Today the Palace of the Count of Xala is a Sanborns restaurant. That makes it easy to visit. Lovingly and carefully restored, you can also get a good idea of the wealth and opulence of those who lived here.
On today’s calle Venustiano Carranza, at number 73, Don Manuel Rodríguez Sáenz de Pedroso, first count of San Bartolomé de Xala decided to build a home. The work took took some two years from January 1, 1763 until July 31, 1764, a fact which is carved into one of the arches in the building. According to legend, the neighboring Capuchin nuns were scandalized by the idea that from the planned roof, one could see into their convent. They sued, but lost.
By the 19th century the palace was all but abandoned. At the street level it was used as garages and stables, with storerooms, an inn, and kitchens upstairs. It remained remarkably ignored for most of the 20th century. In 1964, the Banco Mercantil sold it to a private individual who remodeled. This was fortunately not terribly intrusive. The tiled adornments in the staircase and a stone sculpture remained from the 18th century.

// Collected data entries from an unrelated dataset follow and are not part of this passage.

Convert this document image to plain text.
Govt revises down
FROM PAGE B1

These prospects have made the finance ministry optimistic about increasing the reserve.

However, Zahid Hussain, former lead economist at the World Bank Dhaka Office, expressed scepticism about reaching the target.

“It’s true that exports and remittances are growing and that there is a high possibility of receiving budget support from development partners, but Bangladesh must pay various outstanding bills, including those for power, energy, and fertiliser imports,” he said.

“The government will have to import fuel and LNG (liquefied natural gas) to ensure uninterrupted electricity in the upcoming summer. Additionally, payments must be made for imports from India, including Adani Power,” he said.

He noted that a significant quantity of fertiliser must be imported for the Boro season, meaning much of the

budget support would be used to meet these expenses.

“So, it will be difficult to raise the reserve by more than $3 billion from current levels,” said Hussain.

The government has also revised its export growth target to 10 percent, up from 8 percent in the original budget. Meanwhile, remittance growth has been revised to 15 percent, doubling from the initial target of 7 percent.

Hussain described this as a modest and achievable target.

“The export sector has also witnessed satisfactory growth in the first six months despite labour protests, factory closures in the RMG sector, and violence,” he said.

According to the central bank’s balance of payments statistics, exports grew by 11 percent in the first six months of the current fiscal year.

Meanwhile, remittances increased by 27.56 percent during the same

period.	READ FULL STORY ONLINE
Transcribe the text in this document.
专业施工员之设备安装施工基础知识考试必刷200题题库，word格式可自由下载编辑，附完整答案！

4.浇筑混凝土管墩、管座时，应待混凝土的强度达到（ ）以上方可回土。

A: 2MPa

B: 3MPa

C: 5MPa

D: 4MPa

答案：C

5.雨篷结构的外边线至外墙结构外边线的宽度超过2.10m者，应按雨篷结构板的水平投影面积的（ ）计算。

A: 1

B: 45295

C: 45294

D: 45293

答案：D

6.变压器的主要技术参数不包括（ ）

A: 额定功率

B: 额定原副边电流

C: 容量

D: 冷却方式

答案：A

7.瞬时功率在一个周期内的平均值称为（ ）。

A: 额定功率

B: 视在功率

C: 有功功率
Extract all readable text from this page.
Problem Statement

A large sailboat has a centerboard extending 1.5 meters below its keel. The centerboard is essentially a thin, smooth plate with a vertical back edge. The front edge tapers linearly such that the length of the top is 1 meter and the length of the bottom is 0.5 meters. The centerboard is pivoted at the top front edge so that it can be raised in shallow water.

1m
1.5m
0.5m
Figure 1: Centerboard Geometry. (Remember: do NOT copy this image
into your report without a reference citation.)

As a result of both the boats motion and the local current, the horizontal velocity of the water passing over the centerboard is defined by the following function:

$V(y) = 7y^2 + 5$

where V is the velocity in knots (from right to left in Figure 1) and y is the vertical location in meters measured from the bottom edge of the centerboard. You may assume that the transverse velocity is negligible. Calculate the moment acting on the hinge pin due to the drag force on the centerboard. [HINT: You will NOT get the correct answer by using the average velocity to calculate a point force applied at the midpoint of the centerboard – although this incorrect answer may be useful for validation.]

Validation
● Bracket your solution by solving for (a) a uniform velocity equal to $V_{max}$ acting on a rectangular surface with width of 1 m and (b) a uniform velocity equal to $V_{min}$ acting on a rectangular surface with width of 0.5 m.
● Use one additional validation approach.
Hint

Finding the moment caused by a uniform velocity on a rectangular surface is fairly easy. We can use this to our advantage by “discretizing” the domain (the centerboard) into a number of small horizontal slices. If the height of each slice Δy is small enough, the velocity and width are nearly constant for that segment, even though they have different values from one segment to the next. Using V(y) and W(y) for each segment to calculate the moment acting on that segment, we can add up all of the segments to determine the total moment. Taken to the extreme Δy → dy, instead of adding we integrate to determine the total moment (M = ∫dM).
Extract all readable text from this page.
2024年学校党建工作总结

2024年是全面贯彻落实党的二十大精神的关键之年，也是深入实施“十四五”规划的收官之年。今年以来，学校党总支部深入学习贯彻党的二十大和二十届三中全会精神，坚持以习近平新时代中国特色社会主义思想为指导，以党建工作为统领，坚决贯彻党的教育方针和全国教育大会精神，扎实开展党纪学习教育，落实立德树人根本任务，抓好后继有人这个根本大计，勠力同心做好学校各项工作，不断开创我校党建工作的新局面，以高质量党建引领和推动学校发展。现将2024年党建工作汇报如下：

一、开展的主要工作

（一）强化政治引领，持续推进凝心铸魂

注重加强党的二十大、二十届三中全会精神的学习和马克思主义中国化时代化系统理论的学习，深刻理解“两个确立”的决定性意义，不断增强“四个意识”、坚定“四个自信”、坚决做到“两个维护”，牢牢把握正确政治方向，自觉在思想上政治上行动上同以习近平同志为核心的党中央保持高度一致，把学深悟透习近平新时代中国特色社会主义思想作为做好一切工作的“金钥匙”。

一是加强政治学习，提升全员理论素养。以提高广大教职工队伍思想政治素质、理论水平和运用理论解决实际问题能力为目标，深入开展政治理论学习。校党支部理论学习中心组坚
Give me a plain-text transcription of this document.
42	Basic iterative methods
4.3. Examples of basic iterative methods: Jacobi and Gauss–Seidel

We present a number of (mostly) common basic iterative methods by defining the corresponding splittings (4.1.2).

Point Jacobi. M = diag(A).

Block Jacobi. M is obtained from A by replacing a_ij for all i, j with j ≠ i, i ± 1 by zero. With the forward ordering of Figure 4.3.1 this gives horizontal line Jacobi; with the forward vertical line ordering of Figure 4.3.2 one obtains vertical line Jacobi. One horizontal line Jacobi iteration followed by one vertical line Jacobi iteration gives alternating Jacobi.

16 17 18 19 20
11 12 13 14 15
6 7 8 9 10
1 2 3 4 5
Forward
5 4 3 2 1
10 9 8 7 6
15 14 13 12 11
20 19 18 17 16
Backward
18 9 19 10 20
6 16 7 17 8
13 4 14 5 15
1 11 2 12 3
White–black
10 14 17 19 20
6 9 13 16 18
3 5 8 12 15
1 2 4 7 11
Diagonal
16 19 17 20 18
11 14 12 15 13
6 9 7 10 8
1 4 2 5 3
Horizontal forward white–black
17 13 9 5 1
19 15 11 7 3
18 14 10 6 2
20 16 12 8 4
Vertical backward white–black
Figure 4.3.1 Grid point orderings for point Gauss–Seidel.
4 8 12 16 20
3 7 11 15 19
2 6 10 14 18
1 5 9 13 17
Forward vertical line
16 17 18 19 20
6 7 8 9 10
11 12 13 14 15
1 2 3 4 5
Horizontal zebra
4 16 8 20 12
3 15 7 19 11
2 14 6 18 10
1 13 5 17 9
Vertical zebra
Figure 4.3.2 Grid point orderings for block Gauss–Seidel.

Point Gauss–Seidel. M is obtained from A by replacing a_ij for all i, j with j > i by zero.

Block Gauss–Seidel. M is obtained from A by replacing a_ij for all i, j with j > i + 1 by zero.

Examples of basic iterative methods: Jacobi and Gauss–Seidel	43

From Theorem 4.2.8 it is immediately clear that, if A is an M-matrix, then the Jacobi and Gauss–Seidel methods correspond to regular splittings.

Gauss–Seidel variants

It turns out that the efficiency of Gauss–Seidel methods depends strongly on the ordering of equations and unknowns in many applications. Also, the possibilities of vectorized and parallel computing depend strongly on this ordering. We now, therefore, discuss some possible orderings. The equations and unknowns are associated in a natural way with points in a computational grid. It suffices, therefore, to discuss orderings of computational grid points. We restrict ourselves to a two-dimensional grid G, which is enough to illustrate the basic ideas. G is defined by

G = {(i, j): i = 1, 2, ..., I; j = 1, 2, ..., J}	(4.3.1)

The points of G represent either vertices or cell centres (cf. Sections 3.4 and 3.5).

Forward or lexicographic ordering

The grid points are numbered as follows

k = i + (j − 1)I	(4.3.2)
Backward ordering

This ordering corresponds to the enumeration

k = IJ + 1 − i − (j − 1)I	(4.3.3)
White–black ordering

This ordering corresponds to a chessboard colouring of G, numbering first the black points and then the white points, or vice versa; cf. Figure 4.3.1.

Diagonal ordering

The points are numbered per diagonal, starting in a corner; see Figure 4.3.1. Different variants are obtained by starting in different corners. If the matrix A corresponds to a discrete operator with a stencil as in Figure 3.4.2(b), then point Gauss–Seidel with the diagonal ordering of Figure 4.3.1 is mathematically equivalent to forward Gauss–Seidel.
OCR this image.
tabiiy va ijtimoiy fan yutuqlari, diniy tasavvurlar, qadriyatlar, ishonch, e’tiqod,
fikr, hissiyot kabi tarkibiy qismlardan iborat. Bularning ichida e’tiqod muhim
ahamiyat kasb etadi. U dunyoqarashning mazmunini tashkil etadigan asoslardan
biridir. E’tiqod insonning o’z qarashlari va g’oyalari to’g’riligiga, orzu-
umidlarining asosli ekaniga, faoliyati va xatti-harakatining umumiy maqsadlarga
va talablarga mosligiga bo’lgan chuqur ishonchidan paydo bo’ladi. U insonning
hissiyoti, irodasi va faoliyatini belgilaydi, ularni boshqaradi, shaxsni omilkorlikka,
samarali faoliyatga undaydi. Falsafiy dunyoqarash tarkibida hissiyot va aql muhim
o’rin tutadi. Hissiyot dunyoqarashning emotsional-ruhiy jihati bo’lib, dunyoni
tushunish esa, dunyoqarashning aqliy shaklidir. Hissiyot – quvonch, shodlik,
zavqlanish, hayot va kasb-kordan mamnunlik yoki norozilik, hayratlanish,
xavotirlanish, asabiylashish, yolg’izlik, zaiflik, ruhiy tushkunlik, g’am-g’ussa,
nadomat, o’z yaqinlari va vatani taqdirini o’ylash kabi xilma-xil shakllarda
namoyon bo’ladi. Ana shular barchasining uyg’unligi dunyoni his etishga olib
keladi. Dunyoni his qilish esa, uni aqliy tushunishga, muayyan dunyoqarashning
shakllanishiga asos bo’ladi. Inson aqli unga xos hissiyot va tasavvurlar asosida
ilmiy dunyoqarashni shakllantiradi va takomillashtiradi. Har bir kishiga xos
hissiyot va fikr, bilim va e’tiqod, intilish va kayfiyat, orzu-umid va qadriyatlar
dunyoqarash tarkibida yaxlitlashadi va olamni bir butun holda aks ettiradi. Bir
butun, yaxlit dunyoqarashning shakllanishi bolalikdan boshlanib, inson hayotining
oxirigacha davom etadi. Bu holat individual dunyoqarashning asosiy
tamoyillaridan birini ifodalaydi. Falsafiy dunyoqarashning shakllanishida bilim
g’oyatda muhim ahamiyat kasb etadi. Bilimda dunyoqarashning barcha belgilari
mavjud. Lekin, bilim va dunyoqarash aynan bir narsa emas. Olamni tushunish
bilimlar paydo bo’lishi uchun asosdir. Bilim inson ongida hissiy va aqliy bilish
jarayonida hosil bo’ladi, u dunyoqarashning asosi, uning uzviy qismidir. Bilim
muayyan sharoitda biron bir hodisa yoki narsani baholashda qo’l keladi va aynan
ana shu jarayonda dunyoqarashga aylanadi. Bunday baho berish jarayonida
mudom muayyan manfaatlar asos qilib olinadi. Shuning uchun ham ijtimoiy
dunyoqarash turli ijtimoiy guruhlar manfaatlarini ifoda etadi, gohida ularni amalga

The magnate Carlos Slim then acquired the residence. He made a restoration as part of the revival of the city center then taking place. The building reopened, at long last, as a Sanborns in 2012. Quarried stone, tile, the floor of the main patio, iron railings, and the fountain were all refitted. Today, the magnificent palace is again resplendent. And for the price of a Sanborns lunch, about mx$500 for two, you can still enjoy much of the interior.